Alma, seule dans sa grande maison en ville, et Mina, jeune mère dans une lointaine banlieue, ont organisé leur vie autour de l’absence de leurs deux maris détenus au même endroit… A l’occasion d’un parloir, les deux femmes se rencontrent et s’engagent dans une amitié aussi improbable que tumultueuse…
Le nouveau film de Patricia Mazuy, a qui l’on doit notamment l’excellent « Paul Sanchez est revenu » en 2018, semble vouloir se lire sous plusieurs angles : La solitude, la différence de classes et les rôles inversés. Car le scénario qu’elle a signé avec ses coscénaristes Pierre Courrège (Un Homme d’Etat) et François Bégaudeau (Mektoub My Love) devait, au départ, s’intéresser aux femmes des maisons d’accueil, entendre par cela les locaux accolés aux prisons et aux parloirs où les familles des détenus sont reçues et un échange et une écoute sont privilégiés, afin d’accompagner les femmes dans cette vie liée à l’incarcération du mari, du fils ou du frère. Venu d’abord de Pierre Courrège, le scénario arriva sur le bureau de la réalisatrice qui le remodela avec l’aide de Bégaudeau qui avait déjà participer à l’écriture originale. En se l’appropriant, Patricia Mazuy, va légèrement déplacer le regard de sa caméra pour s’intéresser de plus près à ces deux femmes venues de milieux sociaux bien différents, qui vont venir combler le vide de chacune par une présence, une écoute et une absence de jugement réel. C’est également l’occasion, pour la réalisatrice, d’inverser les rôles et de mettre les fers aux hommes et la liberté aux femmes.
Sans, pour autant, empêcher certains clichés, le scénario va alors parler de solitude, d’bord, celle de cette femme bourgeoise, dans une grande maison vide, qui se retrouve comme emprisonnées dans les murs de cette prison dorée, pendant que son mari purge sa peine. Et puis celle de cette jeune femme maghrébine qui, avec sa fille, lutte pour ne pas se noyer dans cette errance que la détention de son mari provoque, d’autant que les amis de ce dernier, ne semblent pas vouloir relâcher la pression. La rencontre de ces deux femmes va venir combler les trous d’une existence mise en errance par la faute de leurs hommes. Elles font alors preuves de force, de faiblesses, mais surtout de partage et d’écoute. L’une venant combler la solitude de l’autre. Ce qui est intéressant dans le scénario de « La Prisonnière de Bordeaux » c’est que les milieux sociaux explosent autant qu’ils restent ancrés dans le parcours de ces femmes. Chacune essayant de traverser cette période avec le moins de dégâts possible.

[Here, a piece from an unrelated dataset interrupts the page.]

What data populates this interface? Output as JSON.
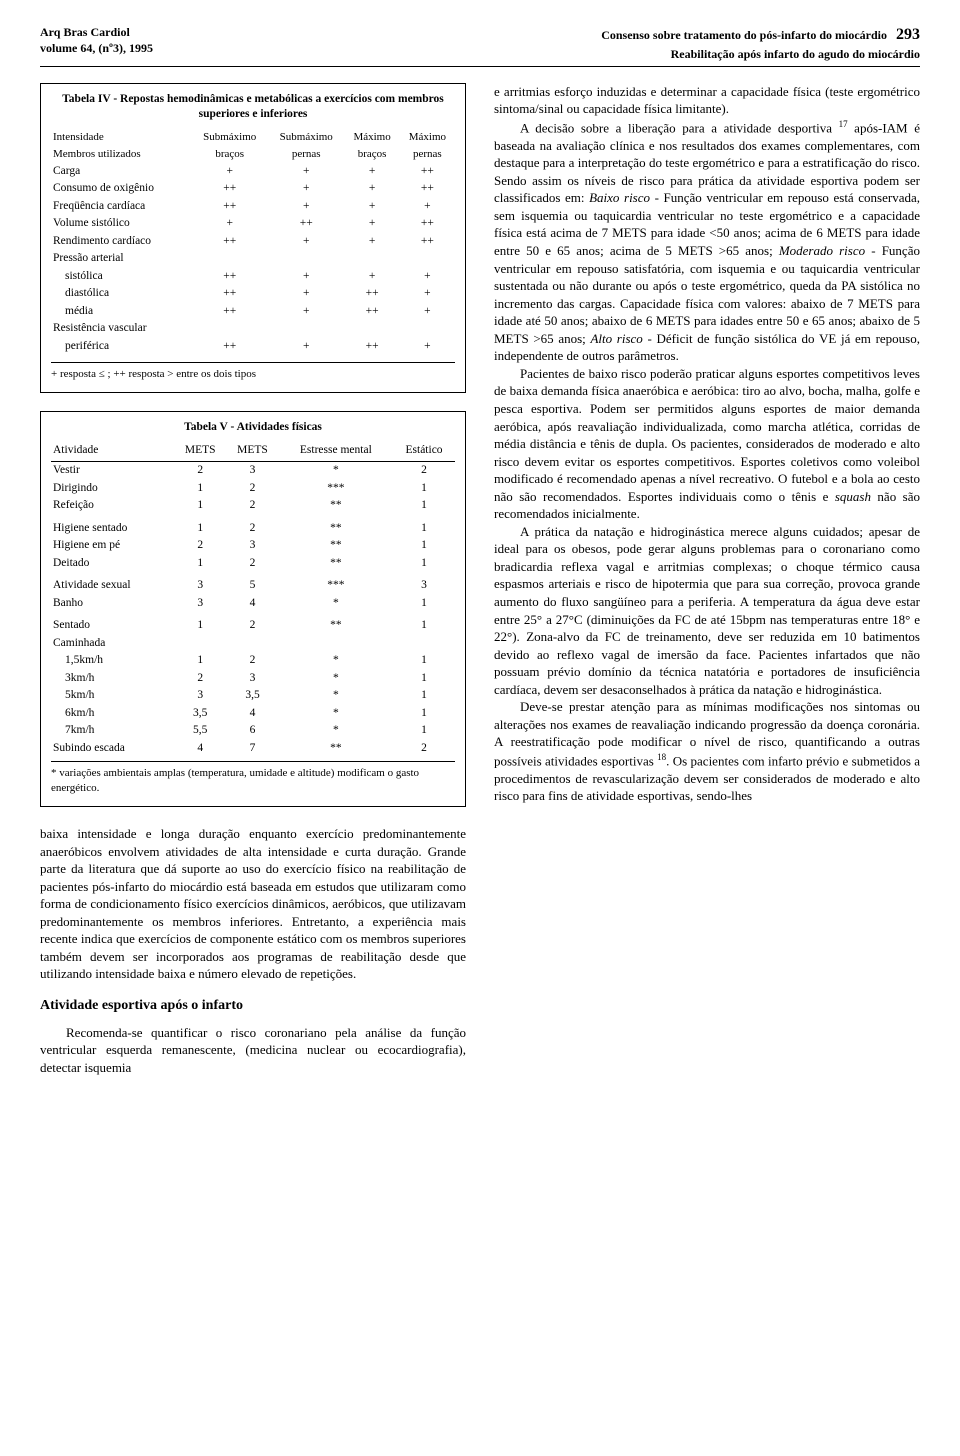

Et dans une mise en scène soignée, la réalisatrice va alors chercher à conserver un rythme lent qui ne viennent pas perturber la lecture de son intrigue et vienne ainsi peindre des personnages plus complexes qu’ils n’y paraissent avec leurs forces et leurs faiblesses. Alors, bien sûr, nous aurions préféré que les rôles soient plus inversés et que, pour une fois, la bourgeoise soit d’origine Maghrébine et que la désœuvrée soit Franco-Française, mais les clichés ont la peau dure, mais l’ensemble parvient à nous captiver et à nous faire réfléchir sur la fragilité de nos existences et plus particulièrement de nos choix dans la vie dont le répercussions peuvent être dramatiques, sur soi, bien sûr mais surtout sur les proches qui n’ont rien demandé et se retrouvent à devoir assumer les tout autant que le responsable de la faute. Patricia Mauzy confronte ses deux personnages et les oppose pour mieux les rapprocher.
Bien sûr la réussite du film tient aussi beaucoup aux prestations de ses deux actrices principales : Isabelle Huppert (La Daronne) et Hafsia Herzi (Mektoub My Love). Les deux actrices rivalisent de précision, dans des rôles qu’elles maitrisent parfaitement, ce qui pourrait aussi en faire leur premier défaut, tant elles ne nous surprennent pas. Mais leur collaboration fait des étincelles et parvient à nous entrainer dans cette histoire de femmes fortes et déterminées à s’en sortir. Les deux comédiennes captent littéralement l’œil de la caméra pour mieux nous entrainer dans un univers qui nous est inconnu. Dommage, encore une fois que « La prisonnière de Bordeaux » n’inversent pas plus les rôles et se laisse parfois entrainer dans des clichés d’usages.